Collusion, a new add-in for Firefox browsers, “allows you to see all the third parties that are tracking your movements across the Web.” Of course, who’s tracking you online is one thing, but who’s tracking you in retail stores is quite another.
At The Nervous Breakdown, an excerpt of Still Writing, the new book by Year in Reading alum Dani Shapiro. The excerpt comes on the heels of one of the site’s trademark self-interviews, in which the author laments of herself as interviewer, “You don’t pull any punches, do you?” (Related: our own Hannah Gersen talked with Shapiro about her book.)

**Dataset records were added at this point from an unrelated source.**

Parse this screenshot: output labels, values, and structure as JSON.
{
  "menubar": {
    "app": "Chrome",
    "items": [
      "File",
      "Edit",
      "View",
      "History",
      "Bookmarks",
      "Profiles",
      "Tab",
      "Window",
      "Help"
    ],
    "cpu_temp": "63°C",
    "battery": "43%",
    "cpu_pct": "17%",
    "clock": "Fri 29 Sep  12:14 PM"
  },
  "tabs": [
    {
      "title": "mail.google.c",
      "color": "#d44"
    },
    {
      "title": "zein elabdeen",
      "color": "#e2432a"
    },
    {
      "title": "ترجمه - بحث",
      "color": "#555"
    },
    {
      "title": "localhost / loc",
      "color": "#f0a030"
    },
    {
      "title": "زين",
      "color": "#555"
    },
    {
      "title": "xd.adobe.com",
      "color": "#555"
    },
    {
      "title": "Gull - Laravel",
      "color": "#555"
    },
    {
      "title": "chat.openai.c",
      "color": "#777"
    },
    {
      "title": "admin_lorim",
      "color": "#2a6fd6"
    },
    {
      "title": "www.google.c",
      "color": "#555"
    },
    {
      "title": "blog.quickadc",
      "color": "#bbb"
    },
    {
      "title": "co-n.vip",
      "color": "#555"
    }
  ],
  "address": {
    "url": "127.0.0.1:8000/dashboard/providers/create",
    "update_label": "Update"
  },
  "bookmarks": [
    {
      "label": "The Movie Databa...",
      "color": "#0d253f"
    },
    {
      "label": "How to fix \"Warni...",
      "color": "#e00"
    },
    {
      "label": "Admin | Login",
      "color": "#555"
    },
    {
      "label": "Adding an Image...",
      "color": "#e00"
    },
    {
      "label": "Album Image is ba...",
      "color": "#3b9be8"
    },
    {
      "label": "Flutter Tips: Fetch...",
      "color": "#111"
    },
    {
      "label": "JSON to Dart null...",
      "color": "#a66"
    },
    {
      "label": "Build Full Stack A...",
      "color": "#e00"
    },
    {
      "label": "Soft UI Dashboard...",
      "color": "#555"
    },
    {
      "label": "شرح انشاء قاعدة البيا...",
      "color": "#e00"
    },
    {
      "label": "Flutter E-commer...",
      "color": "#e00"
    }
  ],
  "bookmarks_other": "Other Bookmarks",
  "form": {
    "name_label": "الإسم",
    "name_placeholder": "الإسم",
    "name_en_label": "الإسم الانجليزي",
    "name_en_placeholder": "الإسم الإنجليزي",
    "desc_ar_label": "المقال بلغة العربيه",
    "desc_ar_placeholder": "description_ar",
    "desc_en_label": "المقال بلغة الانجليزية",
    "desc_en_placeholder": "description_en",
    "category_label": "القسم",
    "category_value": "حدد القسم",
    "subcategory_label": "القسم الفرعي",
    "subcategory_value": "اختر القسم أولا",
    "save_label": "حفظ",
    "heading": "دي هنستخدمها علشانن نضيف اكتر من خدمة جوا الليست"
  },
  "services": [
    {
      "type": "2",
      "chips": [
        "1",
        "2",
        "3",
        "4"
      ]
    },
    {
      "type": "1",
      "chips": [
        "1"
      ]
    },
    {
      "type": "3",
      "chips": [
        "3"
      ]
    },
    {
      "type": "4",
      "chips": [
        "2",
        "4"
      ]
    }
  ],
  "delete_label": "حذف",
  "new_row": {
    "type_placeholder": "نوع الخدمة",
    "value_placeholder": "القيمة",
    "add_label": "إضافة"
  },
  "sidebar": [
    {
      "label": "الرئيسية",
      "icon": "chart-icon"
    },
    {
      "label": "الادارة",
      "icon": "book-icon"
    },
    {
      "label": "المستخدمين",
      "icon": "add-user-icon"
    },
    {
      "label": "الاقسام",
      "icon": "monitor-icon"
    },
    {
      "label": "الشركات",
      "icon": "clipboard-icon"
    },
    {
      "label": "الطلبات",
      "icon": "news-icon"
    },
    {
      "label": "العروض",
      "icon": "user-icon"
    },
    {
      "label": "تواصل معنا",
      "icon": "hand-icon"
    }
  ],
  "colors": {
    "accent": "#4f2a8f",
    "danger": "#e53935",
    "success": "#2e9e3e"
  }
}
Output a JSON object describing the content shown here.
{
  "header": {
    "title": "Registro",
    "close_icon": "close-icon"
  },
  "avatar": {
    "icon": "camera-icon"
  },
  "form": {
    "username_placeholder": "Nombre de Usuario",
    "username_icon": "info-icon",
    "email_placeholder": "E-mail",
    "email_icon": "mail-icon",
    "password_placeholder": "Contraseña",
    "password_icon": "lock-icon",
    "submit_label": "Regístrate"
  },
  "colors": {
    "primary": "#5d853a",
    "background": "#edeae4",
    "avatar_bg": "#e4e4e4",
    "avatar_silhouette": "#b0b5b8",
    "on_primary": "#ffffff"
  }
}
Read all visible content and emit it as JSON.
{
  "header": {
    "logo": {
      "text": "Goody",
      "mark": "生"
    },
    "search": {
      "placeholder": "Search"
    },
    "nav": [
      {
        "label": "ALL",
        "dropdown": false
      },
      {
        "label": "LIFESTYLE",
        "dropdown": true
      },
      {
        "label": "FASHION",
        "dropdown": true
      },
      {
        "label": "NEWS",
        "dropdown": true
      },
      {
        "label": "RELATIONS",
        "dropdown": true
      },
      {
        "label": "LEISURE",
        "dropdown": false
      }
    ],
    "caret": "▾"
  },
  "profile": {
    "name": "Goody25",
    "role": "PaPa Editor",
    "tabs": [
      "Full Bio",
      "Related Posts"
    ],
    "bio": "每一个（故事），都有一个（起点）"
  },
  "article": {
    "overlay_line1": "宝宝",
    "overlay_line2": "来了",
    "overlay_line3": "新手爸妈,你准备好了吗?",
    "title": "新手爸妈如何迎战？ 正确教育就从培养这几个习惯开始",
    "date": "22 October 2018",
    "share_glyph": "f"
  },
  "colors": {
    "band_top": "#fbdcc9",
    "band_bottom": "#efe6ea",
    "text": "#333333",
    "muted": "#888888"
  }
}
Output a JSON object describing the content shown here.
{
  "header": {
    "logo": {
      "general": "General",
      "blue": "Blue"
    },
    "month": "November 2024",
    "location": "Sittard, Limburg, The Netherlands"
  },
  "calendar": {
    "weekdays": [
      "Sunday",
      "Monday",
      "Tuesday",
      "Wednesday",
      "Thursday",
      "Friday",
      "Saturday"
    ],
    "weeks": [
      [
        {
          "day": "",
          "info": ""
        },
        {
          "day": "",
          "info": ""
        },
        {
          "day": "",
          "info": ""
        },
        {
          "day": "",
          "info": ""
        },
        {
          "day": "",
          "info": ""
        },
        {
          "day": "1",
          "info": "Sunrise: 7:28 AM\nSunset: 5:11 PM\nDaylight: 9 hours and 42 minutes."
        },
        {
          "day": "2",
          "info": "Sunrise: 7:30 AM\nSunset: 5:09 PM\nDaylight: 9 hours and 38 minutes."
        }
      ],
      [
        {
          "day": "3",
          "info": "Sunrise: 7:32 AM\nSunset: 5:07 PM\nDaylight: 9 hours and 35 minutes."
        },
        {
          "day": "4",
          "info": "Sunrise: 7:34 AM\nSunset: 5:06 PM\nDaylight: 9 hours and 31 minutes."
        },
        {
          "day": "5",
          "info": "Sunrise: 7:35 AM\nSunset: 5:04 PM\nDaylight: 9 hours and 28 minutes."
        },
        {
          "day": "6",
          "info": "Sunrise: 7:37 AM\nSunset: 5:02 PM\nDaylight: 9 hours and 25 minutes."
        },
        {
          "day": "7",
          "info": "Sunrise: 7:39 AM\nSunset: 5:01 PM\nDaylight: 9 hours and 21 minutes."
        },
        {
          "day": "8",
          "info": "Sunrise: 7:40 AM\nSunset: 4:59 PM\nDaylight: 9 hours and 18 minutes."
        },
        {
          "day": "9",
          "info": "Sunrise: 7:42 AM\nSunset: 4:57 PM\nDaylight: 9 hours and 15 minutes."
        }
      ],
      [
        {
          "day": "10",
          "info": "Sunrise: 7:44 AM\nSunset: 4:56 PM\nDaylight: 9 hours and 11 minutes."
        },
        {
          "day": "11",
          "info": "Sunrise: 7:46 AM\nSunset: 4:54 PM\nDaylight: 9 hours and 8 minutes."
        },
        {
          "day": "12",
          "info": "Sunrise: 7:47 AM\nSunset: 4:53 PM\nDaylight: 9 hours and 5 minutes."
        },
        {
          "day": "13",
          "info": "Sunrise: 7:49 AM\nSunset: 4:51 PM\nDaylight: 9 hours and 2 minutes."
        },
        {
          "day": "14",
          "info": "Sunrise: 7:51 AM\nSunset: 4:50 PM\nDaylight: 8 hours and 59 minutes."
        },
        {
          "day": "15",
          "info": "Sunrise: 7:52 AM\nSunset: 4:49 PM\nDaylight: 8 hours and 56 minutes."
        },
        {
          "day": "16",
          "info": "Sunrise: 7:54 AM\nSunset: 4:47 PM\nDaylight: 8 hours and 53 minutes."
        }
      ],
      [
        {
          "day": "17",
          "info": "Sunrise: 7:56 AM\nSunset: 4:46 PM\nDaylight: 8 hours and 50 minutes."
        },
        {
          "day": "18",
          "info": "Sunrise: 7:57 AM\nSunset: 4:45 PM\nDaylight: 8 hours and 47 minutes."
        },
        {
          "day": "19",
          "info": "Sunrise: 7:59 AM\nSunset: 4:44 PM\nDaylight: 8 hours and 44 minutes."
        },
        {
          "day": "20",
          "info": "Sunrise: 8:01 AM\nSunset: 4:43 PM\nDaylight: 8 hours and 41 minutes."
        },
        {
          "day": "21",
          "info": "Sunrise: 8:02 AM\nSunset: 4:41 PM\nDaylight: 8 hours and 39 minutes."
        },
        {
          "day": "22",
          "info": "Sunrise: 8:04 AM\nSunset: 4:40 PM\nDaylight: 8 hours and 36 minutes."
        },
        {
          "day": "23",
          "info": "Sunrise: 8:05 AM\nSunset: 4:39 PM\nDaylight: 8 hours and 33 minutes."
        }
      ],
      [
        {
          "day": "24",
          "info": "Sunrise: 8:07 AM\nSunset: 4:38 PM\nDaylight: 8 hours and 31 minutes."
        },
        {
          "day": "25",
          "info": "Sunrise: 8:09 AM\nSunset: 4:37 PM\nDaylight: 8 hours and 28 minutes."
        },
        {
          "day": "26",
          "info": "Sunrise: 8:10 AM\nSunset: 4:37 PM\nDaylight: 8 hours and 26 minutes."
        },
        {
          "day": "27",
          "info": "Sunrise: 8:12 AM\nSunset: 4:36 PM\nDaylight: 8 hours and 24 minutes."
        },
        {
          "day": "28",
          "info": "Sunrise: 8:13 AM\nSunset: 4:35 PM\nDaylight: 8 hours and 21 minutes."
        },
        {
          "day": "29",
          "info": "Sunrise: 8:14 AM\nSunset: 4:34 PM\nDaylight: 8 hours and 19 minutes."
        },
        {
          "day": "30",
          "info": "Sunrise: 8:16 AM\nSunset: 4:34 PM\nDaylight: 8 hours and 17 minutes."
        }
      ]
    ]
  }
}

As part of the River to River Festival, poet Jon Cotner has put together a “floating world,” or a map of Japanese poet Matsuo Bashō’s work transposed onto Rockefeller Park. Each hour, Cotner will lead a tour through the world. This isn’t the first time Cotner’s done something cool like this, either. Check out our dispatch from his “Poem Forest” last year.
“Sometimes I think I’ve lost my nerve a little bit. I think it’s growing older, and a certain reservoir of anger literally runs out.” The Guardian interviews James Wood, author and book critic at The New Yorker, about his craft, his forthcoming novel Upstate, and the landscape of today’s literary criticism. Pair with: an essay about the greatness (and great influence) of Wood on a fellow novelist.
The fuss is currently over John D’Agata and Jim Fingal’s clashes over factual accuracy, but frankly I’m tired of hearing about it. Maybe it’s because it sounds so reminiscent of David Shields’ Reality Hunger (2010). Or, better yet, maybe it’s because it sounds so reminiscent of David Sedaris’ Naked (1997).